Der Abstiegskampf der Bundesliga könnte schon am Samstag praktisch entschieden sein. Sollte der WAC gegen die Austria einen Heimsieg landen und Schlusslicht SV Ried gegen den SKN St. Pölten vor eigenem Publikum verlieren, wären die Niederösterreicher definitiv gerettet und wohl die letzten seriösen Chancen der Innviertler auf den Liga-Verbleib dahin.

So weit wollen es die Oberösterreicher aber nicht kommen lassen. “Wir werden alles dafür tun, um dieses Spiel zu gewinnen, damit drei Punkte in Ried bleiben”, versprach Trainer Lassaad Chabbi und ergänzte: “Wir sind überzeugt, dass wir den Klassenerhalt noch schaffen.”

Die Rieder holten aus den jüngsten vier Heimspielen drei Siege und ein Remis, gingen aber in vier von fünf Pflichtspiel-Duellen mit St. Pölten als Verlierer vom Platz. Der Optimismus von SKN-Trainer Jochen Fallmann basiert jedoch weniger auf dieser Statistik als vielmehr auf den Leistungen seines Teams in den vergangenen Monaten. “Die Entwicklung seit dem Winter stimmt. Wir sind in der Defensive konzentriert und können nach vorne immer Gefahr ausstrahlen”, erklärte der 38-Jährige.

Auch der SV Mattersburg kann sich gegen den SCR Altach aller Abstiegssorgen entledigen. Trainer Gerald Baumgartner setzt auf die Heimstärke und will das Thema mit einem Sieg schon am Samstag (18.30 Uhr) abgehakt wissen. “Jeder muss noch einmal über die Leistungsgrenze gehen”, forderte der Salzburger. Altach ist seit acht Spielen ohne Erfolgserlebnis.

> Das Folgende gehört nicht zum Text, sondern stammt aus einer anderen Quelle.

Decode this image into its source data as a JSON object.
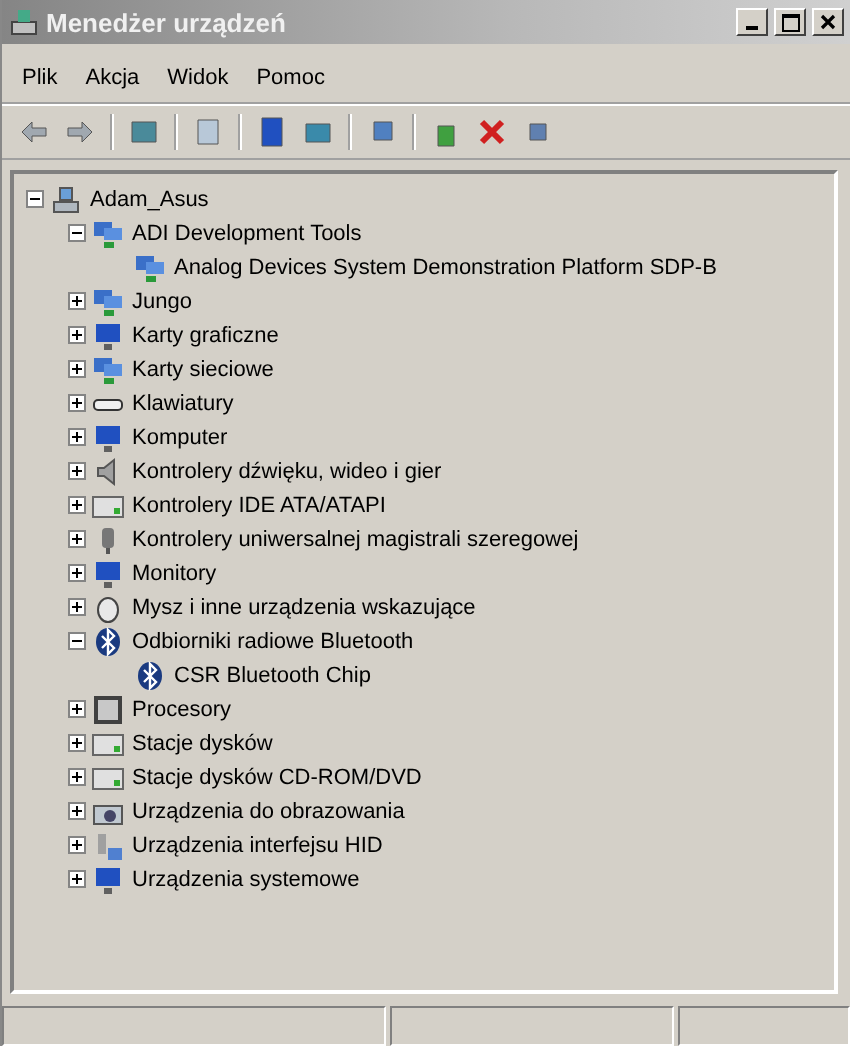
{
  "window": {
    "title": "Menedżer urządzeń"
  },
  "menu": [
    {
      "label": "Plik"
    },
    {
      "label": "Akcja"
    },
    {
      "label": "Widok"
    },
    {
      "label": "Pomoc"
    }
  ],
  "tree": {
    "label": "Adam_Asus",
    "kind": "computer",
    "expanded": true,
    "children": [
      {
        "label": "ADI Development Tools",
        "kind": "network",
        "expanded": true,
        "children": [
          {
            "label": "Analog Devices System Demonstration Platform SDP-B",
            "kind": "network"
          }
        ]
      },
      {
        "label": "Jungo",
        "kind": "network",
        "expanded": false
      },
      {
        "label": "Karty graficzne",
        "kind": "display",
        "expanded": false
      },
      {
        "label": "Karty sieciowe",
        "kind": "network",
        "expanded": false
      },
      {
        "label": "Klawiatury",
        "kind": "keyboard",
        "expanded": false
      },
      {
        "label": "Komputer",
        "kind": "display",
        "expanded": false
      },
      {
        "label": "Kontrolery dźwięku, wideo i gier",
        "kind": "sound",
        "expanded": false
      },
      {
        "label": "Kontrolery IDE ATA/ATAPI",
        "kind": "disk",
        "expanded": false
      },
      {
        "label": "Kontrolery uniwersalnej magistrali szeregowej",
        "kind": "usb",
        "expanded": false
      },
      {
        "label": "Monitory",
        "kind": "display",
        "expanded": false
      },
      {
        "label": "Mysz i inne urządzenia wskazujące",
        "kind": "mouse",
        "expanded": false
      },
      {
        "label": "Odbiorniki radiowe Bluetooth",
        "kind": "bluetooth",
        "expanded": true,
        "children": [
          {
            "label": "CSR Bluetooth Chip",
            "kind": "bluetooth"
          }
        ]
      },
      {
        "label": "Procesory",
        "kind": "cpu",
        "expanded": false
      },
      {
        "label": "Stacje dysków",
        "kind": "disk",
        "expanded": false
      },
      {
        "label": "Stacje dysków CD-ROM/DVD",
        "kind": "disk",
        "expanded": false
      },
      {
        "label": "Urządzenia do obrazowania",
        "kind": "camera",
        "expanded": false
      },
      {
        "label": "Urządzenia interfejsu HID",
        "kind": "hid",
        "expanded": false
      },
      {
        "label": "Urządzenia systemowe",
        "kind": "display",
        "expanded": false
      }
    ]
  }
}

Den Altachern, die mit Torhüter Andreas Lukse einen ihrer wichtigsten Spieler wohl bis Jahresende verloren haben, helfen zurzeit nur drei Punkte, um sich aus dem Tief zu ziehen. “Die ganze Europacup-Rederei bringt jetzt nichts. Wir können reden, was wir wollen, jetzt muss endlich einmal ein Sieg her”, sagte Coach Martin Scherb, der mit seiner Mannschaft am Freitag Richtung Burgenland aufbrach.

Mit einem da wie dort klaren Ziel, aber konträren Ausgangslagen gehen der WAC und die Wiener Austria ins Bundesliga-Duell am Samstag (18.30). Die Wiener können aus eigener Kraft den Europacup-Startplatz fixieren, die seit sieben Runden sieglosen Wolfsberger mit einem vollen Erfolg einen wichtigen Schritt Richtung Klassenerhalt vollziehen.

WAC-Trainer Heimo Pfeifenberger will sich nicht auf Schützenhilfe verlassen. Seiner Mannschaft schärfte der Salzburger ein, dass in der jetzigen Phase nur ein Sieg weiterhilft. “Wir werden auch gegen die Austria zu Chancen kommen. Die müssen wir verwerten”, gab sich Stürmer Philipp Prosenik überzeugt. Die Austria hat sich mit vier Siegen in den vergangenen fünf Spielen eine hervorragende Basis für den Liga-Endspurt geschaffen. Die Rechnung ist einfach: Ein Sieg in Wolfsberg, und die Violetten sind fix in der Europa-League-Qualifikation.

Rapid Wien setzt vor dem Duell mit Sturm Graz am Sonntag (16.30 Uhr) auf die Renaissance der eigenen Offensivstärke. “Ich denke, wenn wir vorne genug Tore schießen, werden wir die Schwächen in der Defensive sicher kompensieren können”, meinte Trainer Goran Djuricin. Die auf Tabellenplatz drei rangierenden Steirer wollen die Europacup-Teilnahme möglichst bald unter Dach und Fach bringen.

Die Marschroute ist klar: Nur noch einen Sieg braucht es, und Rapid hätte in der Endphase einer der schlechtesten Saisonen der Vereinsgeschichte immerhin nichts mehr mit dem Abstieg zu tun. Bei einer Niederlage der SV Ried am Samstag gegen St. Pölten wäre der Klassenerhalt bereits am späten Samstagnachmittag fix. Djuricin interessieren die Spiele der anderen Teams in der unteren Tabellenhälfte bedingt, gab er zu Protokoll. “Natürlich schiele ich mit einem Auge hin, das ist klar. Aber es ist so, dass wir uns wirklich auf uns konzentrieren.”

Für Franco Foda ist der Kader der Grün-Weißen qualitativ sehr gut bestückt, daher geht der Sturm-Graz-Trainer auch davon aus, “dass Rapid Wien mit dem Abstieg nichts zu tun haben wird”. Der Deutsche erwartet ein sehr intensives Match in Wien, bei dem die Zweikämpfe eine entscheidende Rolle spielen werden.